Not many competitions are as alluring as the UEFA Champions League. The lights, the music, the thrill at the sight of Europe’s teams going head-to-head on the Road to {Insert European city here}. Even the introductory montages are good. The allure is undeniable, the charm is irresistible, and the captivation is evident. Which is just as well, because amidst all these things, it’s almost easy to forget what the Champions League, in its current form, actually is; a fraud.
One of the notable words from renowned commentator Clive Tyldesley is when, as the knockout phase of the Champions League comes around, remarks how ‘the Champions League becomes the European Cup again’. His reference to the old European Cup format is one many make, and memories of it are ones many fondly hark back. When Europe’s top-club competition was simply about teams duking it out in knockout games from start to finish.
All that changed in the 90’s, when a group stage was added, and there was a round-robin format before we reached the knockout rounds. But the group stage isn’t quite what’s wrong with the competition. Some may argue it’s still part of it; many simply let the group games while away – as they watch sides like Real Madrid make a meal of their opening two games and still go through with a game to spare. Hence the reason many look forward to any potential Group of Death.
The group phase is also a factor in why teams constantly play each other in the competition. The latest draw sees Real Madrid, Inter, and Shakhtar Donetsk in the same group for the second year in a row, same applies for PSG and RB Leipzig, not the mention the old running of Manchester City and Shakhtar for what seemed like every season.
But the existence of the group stage itself isn’t quite the main issue (yes, to you about to point out that love for the pure knockout phase era is based on pure nostalgia, hold on). When UEFA announced they were getting rid of the away goals rule ahead of this season, they made the point of not letting a goal be more valuable than another. In terms of the Champions League in itself, we’re at a stage whereby leagues are (deemed) more valuable than others.
How else would you explain the fact that in a competition of 52 leagues (associations), just four of them astonishingly make up 50% of the automatic group stage spots (this season, five leagues make up almost 60% of the slots)? What other reason is there for a seeding system, in which certain teams can’t meet each other until certain stages? Or why the leagues with more television coverage and media focus are always seeded higher. There’s little other reason, other than the fact that the Champions League, in its current state, is the epitome of raging inequality in football and an example of institutionalised cheating. For the past few years, it’s looked more like organised crime than organised competition.
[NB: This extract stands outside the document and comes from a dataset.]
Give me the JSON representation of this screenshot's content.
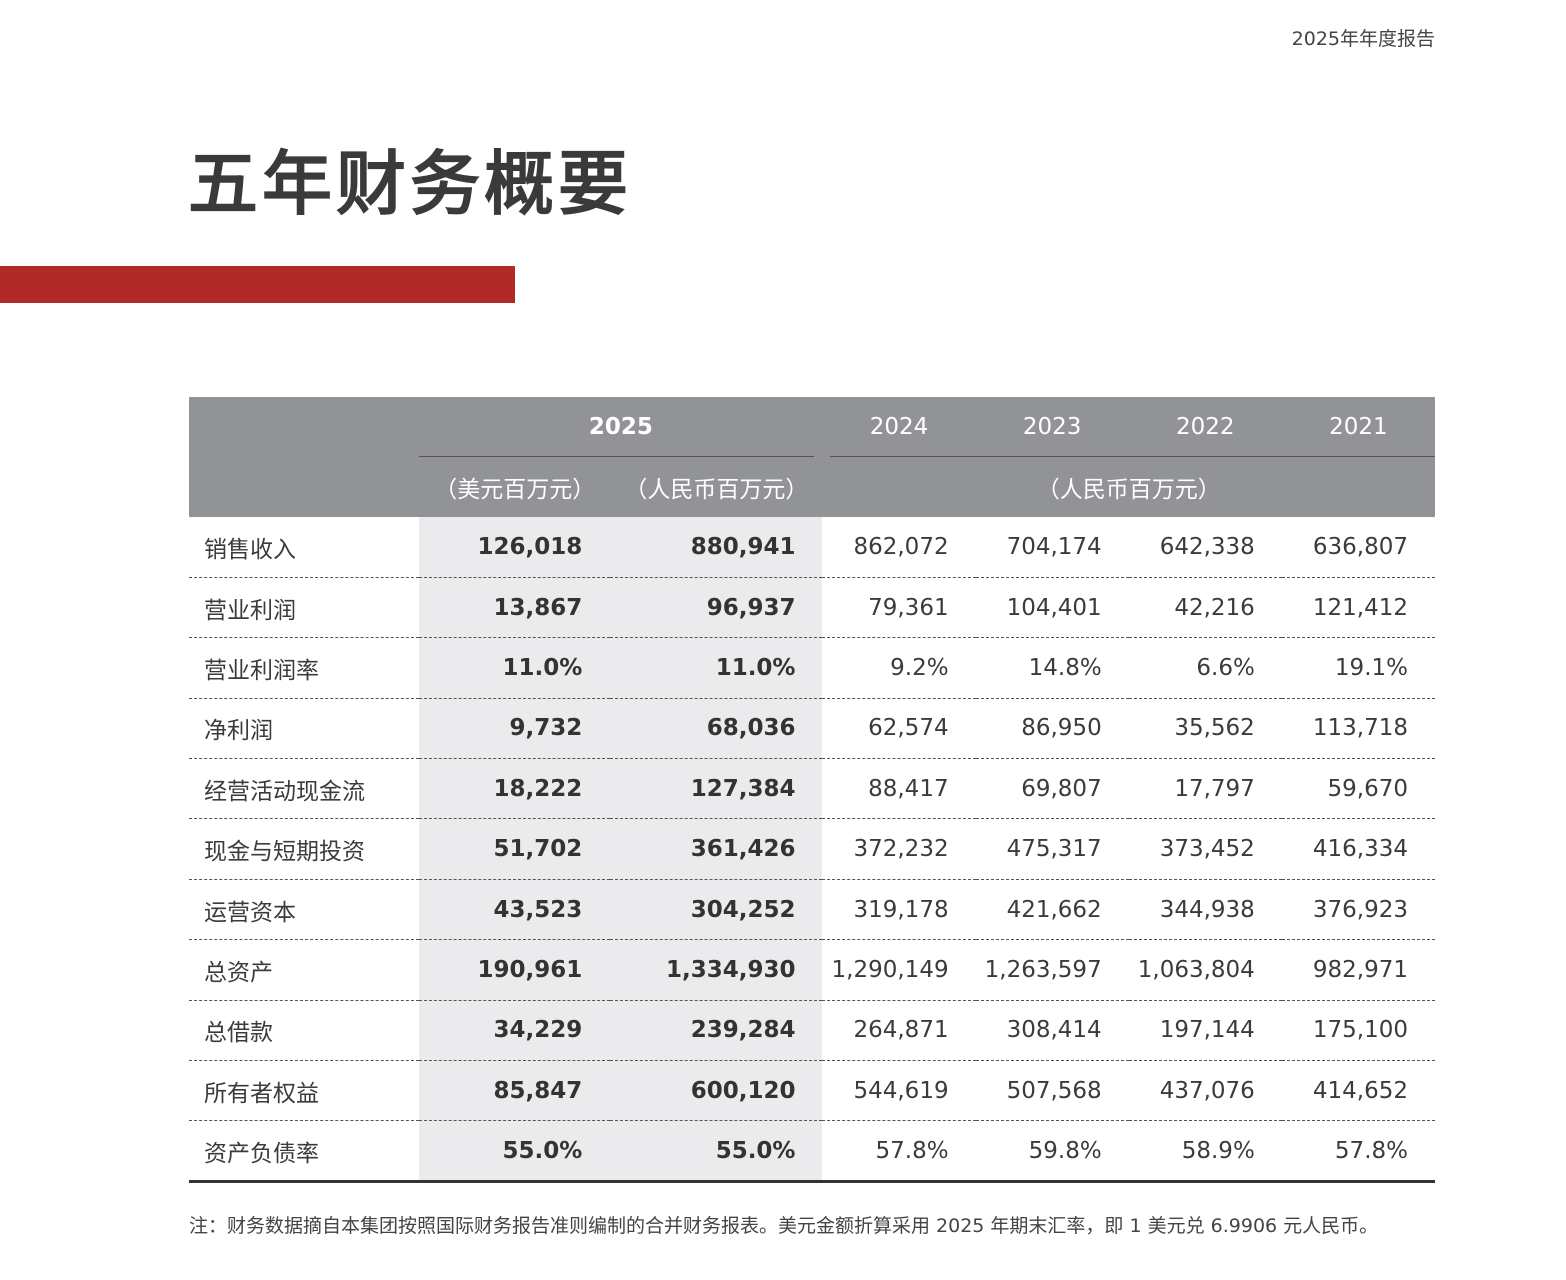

There have been a handful of alterations to the format of the competition that have been towards the so-called big clubs. From the implementation of the group stage itself to the rule that meant four leagues would have four automatic spots, with came into place in 2017. ‘In the way it was done, it's a scandal’, said Bernard Caiazzo in 2016 over that latter change, and while the president of France’s Premiere Ligue Union was mostly worried about Ligue 1 than showing egalitarian concern for the state of European football, the statement holds. ‘It's the first step towards a closed European league -- a way of allowing rich clubs to earn even more money’, and the changes that will come into place from 2024 will further cement that point.
This skewered system is also what led to the birth of the Europa Conference League, the oddly-named third European competition. The Conference League is littered with a handful of unheralded teams, and in some quarters is being praised as a way to let smaller sides play continental football. Why there is a point to that, it also makes it seem like the supposed big leagues have some divine right to be in the continent’s top competition. There’s no reason why Rangers should follow up winning the Scottish Premiership, or Salzburg the Austrian top-flight, and have to start at the lower reaches of qualifying, while fourth-placed Juventus in Italy, or Chelsea in England get an automatic group stage slot.
Framing the Champions League as a right for the five leagues is part of the reason behind the creation of a smaller competition to keep the small fries quite content, while those at the top partake in the one with greater finances. Of course, Greater finances equal greater media exposure and greater players. Greater players mean better performances. Better performances mean greater finances. Rinse, repeat.
Not to mention how (pointlessly) playing so many games and traveling does unnecessary damage to the planet, an area for which the governing bodies of football have little concern. Hence, the expanded Club World Cup and international World Cup, as well as the multi-national European Championship earlier in the summer. Football has more than embraced its capitalist mould, with increasing inequality, and profiteering towards planetary destruction.
We’re very much at a point when the European Clubs Association, ECA, represents little more than five leagues, and more aptly, about 12 clubs. Since the failed Super League plot in April, UEFA have had the chance to posture as the good guys in football. But they’ve continued to remind us their gripe with that move was less about the soul of football, and more of them not having a role in its continued destruction.
The Champions League will go on, with its allure and spellbinding charm. Many will watch, as despite being us in a stage whereby football is not-so important in football anymore, we’re also in a situation whereby football can still cover up the flaws of football. But we’re watching a broken system churn out a flawed competition, with the word ‘competition’ looking more and more like an impostor. UEFA – with 2024 changes in particular – through years of caving and complicity, have helped turn European football’s top club competition into little more than the worst cool kids’ table. The Champions League needs to be saved from itself, and more pertinently, from UEFA.